According to the famous Myers-Briggs personality type test, I am an extrovert, but only very slightly. My full Myers-Briggs personality code is ENFP - a type of person described in various online sources as "visionary", "inspiring", "charming", "ingenious" and "risk-taking". In the decades since it was invented in the 40s, serious scientists have queued up to demonstrate the ways in which Myers-Briggs may be so flawed as to be hopelessly inaccurate. Since receiving my results, however, I have come to the considered conclusion that the critics are wrong. And jealous, probably. Some people, huh?
Anyway, I mention this not to brag (we ENFPs aren't boastful) but to establish that I'm not - according to Myers-Briggs, anyway - an introvert. Yet lately I've been half-wishing I were. Because, for a while now, psychologists have been re-evaluating this most maligned of personality types. Their conclusion, in short: being an introvert may be under-rated.
Introverts are not what the rest of us, the three-quarters of the population who are extroverts, think they are. If you're cripplingly shy and desperate to make more friends, you're probably an extrovert; if you spend time alone because you're depressed, you could be either. True introverts are, on balance, drained by social interaction and energised by time alone; for extroverts, the opposite applies. So you may have spent much of your life at noisy parties and not even realised you're really what Marti Laney, in her book The Introvert Advantage, annoyingly refers to as "an innie". Famous "innies", she says, include Gwyneth Paltrow, Meryl Streep, Einstein and Al Gore, although also - just in case any introverts are tempted to start feeling superior - Enya. As a culture, Laney writes, "we value action, speed, competition and drive. It's no wonder people are defensive about introversion."

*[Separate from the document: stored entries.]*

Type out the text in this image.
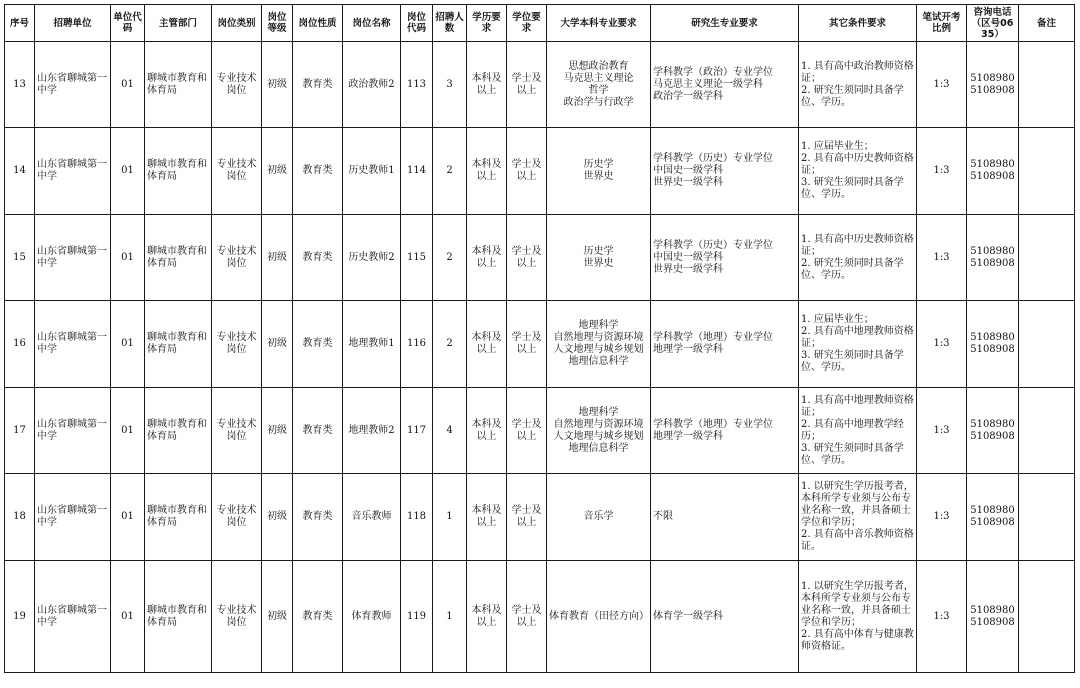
序号	招聘单位	单位代码	主管部门	岗位类别	岗位等级	岗位性质	岗位名称	岗位代码	招聘人数	学历要求	学位要求	大学本科专业要求	研究生专业要求	其它条件要求	笔试开考比例	咨询电话（区号0635）	备注
13	山东省聊城第一中学	01	聊城市教育和体育局	专业技术岗位	初级	教育类	政治教师2	113	3	本科及以上	学士及以上	思想政治教育
马克思主义理论
哲学
政治学与行政学	学科教学（政治）专业学位
马克思主义理论一级学科
政治学一级学科	1. 具有高中政治教师资格证；
2. 研究生须同时具备学位、学历。	1:3	5108980
5108908	

14	山东省聊城第一中学	01	聊城市教育和体育局	专业技术岗位	初级	教育类	历史教师1	114	2	本科及以上	学士及以上	历史学
世界史	学科教学（历史）专业学位
中国史一级学科
世界史一级学科	1. 应届毕业生；
2. 具有高中历史教师资格证；
3. 研究生须同时具备学位、学历。	1:3	5108980
5108908	

15	山东省聊城第一中学	01	聊城市教育和体育局	专业技术岗位	初级	教育类	历史教师2	115	2	本科及以上	学士及以上	历史学
世界史	学科教学（历史）专业学位
中国史一级学科
世界史一级学科	1. 具有高中历史教师资格证；
2. 研究生须同时具备学位、学历。	1:3	5108980
5108908	

16	山东省聊城第一中学	01	聊城市教育和体育局	专业技术岗位	初级	教育类	地理教师1	116	2	本科及以上	学士及以上	地理科学
自然地理与资源环境
人文地理与城乡规划
地理信息科学	学科教学（地理）专业学位
地理学一级学科	1. 应届毕业生；
2. 具有高中地理教师资格证；
3. 研究生须同时具备学位、学历。	1:3	5108980
5108908	

17	山东省聊城第一中学	01	聊城市教育和体育局	专业技术岗位	初级	教育类	地理教师2	117	4	本科及以上	学士及以上	地理科学
自然地理与资源环境
人文地理与城乡规划
地理信息科学	学科教学（地理）专业学位
地理学一级学科	1. 具有高中地理教师资格证；
2. 具有高中地理教学经历；
3. 研究生须同时具备学位、学历。	1:3	5108980
5108908	

18	山东省聊城第一中学	01	聊城市教育和体育局	专业技术岗位	初级	教育类	音乐教师	118	1	本科及以上	学士及以上	音乐学	不限	1. 以研究生学历报考者，本科所学专业须与公布专业名称一致，并具备硕士学位和学历；
2. 具有高中音乐教师资格证。	1:3	5108980
5108908	

19	山东省聊城第一中学	01	聊城市教育和体育局	专业技术岗位	初级	教育类	体育教师	119	1	本科及以上	学士及以上	体育教育（田径方向）	体育学一级学科	1. 以研究生学历报考者，本科所学专业须与公布专业名称一致，并具备硕士学位和学历；
2. 具有高中体育与健康教师资格证。	1:3	5108980
5108908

Introverts find social interaction tiring, some studies suggest, because they can't help but engage and empathise to a degree that extroverts habitually don't - an approach that would exhaust anybody if they did it all the time. There's a positive flipside to this: introverts tend to be better at sustaining long-term friendships, and to demonstrate a higher degree of sensitivity in emotional interactions. In organisations, it has been argued, introverts can't bring themselves to butter up people insincerely - so a boss who wants to avoid taking on yes-men and women ought to consider hiring some introverts.
The problem is, extroverts usually can't get their minds around the idea of introversion, so they wrongly believe they're being helpful by trying to convert introverts to high-octane socialising - the "You should get out more!" syndrome. Laney, by contrast, tells introverts they must respect their own personality type, for example by spending time alone in nature every day, rather than trying to force a fundamental character shift. Even as an extrovert, I like to think I can understand this point. But that's me: charming and ingenious, as usual.